費天翔對蘇媚半點好感也沒有,那麼一個愛慕虛榮的女人,大哥竟會看不清,甚至
十年來只鍾情她一人,難道他忘了當年蘇媚給他的傷害、給他的痛。
「是呀!她老公這麼有錢,只要花點錢保養美容,她永遠都可以是最佳女主角。」
費天翔不屑的說。
「她離婚了。」
費天翔十分訝異他大哥的話,但隨即又悻悻然的說:「挺聰明的嘛!相信一定削到
不少贍養費。」
「她不是這樣的人。」
雖然費雲翔極力維護,但是在費天翔的心裡,永遠無法忘記蘇媚曾使他的大哥成為
一名酗酒的酒鬼。他哼聲的說:「在我的心裡,她和魔鬼沒兩樣。」
費雲翔卻歎口氣說:「當年的事,我也有錯。」
噢!老天!他可以確定自己這個大哥已經無藥可救了。居然到現在還為蘇媚袒護到
底,說出這麼愚蠢的話。
「當年你沒沒無名、無錢無勢並不是你的錯;她甘願為錢嫁入豪門,捨棄和你十年
的情感,這也不是你的錯;如今她離婚,更與你無關,我可不希望你的腦袋裡有任何想
幫她,或者想……想和她再續前緣的想法。」
「天翔,我以為你瞭解我。
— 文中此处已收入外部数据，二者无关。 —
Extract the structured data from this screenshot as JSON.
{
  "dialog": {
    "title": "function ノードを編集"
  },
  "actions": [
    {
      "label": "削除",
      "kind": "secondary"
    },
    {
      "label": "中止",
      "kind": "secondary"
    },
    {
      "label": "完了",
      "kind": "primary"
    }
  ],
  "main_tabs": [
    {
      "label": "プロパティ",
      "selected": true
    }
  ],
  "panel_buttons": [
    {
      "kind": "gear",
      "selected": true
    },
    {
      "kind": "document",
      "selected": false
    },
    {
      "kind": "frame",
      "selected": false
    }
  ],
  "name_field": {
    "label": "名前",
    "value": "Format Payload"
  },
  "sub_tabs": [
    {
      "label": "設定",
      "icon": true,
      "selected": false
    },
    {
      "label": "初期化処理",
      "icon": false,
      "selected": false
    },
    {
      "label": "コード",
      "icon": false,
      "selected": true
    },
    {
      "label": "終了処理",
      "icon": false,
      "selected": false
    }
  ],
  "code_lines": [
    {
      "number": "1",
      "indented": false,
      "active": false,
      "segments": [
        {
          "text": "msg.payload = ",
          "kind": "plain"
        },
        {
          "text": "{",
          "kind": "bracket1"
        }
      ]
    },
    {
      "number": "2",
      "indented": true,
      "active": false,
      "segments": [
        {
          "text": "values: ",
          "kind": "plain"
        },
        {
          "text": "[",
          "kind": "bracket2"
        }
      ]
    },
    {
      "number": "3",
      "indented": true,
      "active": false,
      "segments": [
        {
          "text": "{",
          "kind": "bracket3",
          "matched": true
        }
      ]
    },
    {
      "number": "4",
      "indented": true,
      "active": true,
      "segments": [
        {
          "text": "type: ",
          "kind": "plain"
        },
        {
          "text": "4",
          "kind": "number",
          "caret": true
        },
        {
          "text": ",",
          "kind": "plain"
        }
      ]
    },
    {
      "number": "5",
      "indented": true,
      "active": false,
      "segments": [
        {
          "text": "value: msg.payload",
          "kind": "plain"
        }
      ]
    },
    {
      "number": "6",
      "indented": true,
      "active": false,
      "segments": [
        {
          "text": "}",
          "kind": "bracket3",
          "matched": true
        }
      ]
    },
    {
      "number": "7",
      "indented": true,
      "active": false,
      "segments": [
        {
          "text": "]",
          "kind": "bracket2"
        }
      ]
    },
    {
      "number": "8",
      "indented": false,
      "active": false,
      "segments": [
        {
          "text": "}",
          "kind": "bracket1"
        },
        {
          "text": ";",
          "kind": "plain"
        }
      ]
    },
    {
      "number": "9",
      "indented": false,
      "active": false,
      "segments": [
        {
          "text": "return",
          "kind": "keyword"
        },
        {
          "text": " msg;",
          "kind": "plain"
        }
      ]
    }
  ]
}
」
「唉!我就是瞭解你,才會這麼提醒你呀!」費天翔煩亂的搔弄頭髮,「早知道會
這樣,就不該把她的消息告訴你,我真是個大嘴巴。」
「不管你怎麼說,我一定要讓她再回到我的身邊,無論要付出任何代價……」
費天翔冷哼一聲,呢喃的說:「以你今時今日的身份地位,只要一招手她就會來了,
只可惜代價是你所有的身家財產,唉!真是人財兩失哦!」
「昨晚我們談得很愉快……」
「那當然,如果我眼前擺放一堆數不盡的錢,我也會笑得闔不攏嘴。」費天翔的神
情滿是不屑。
「她現在開了家珠寶店,不過打算在近日結束掉……」
「唉!完了,看來蘇媚也很明白,她釣了個大凱子。」費天翔不以為然的說。
「她有意思來公司幫我……」
「厲害!下手真是精準又快速,我……啊——」費天翔在一連串咕嚕自語後,突然
發出驚人的慘叫聲,「你……你……你……你說什麼?她……那個蘇媚,她要進公司做
事,你要讓她進公司做事!?」
費雲翔一副無所謂的模樣,還笑著費天翔的誇張,「這有什麼?反正我也需要有個
人專門來替我沖茶倒咖啡。」
「這些有戴晴呀!不都一直是她在做嗎?」
「她呀!」費雲翔再次拿起空杯晃了晃,揶揄的說:「我得在自己渴死前,找到一
個真心願意為我做事的人。」
「你這麼說戴晴,太不公道了。」
費雲翔笑了笑,「當然,我不是否定戴晴的工作能力,我只是想,或許該讓戴晴成
為你的私人助理了。」
「我倒覺得你是在利用我,好擺脫戴晴。」
費雲翔又是一副無所謂的模樣,「怎麼說都好,總之皆大歡喜、人人滿意。」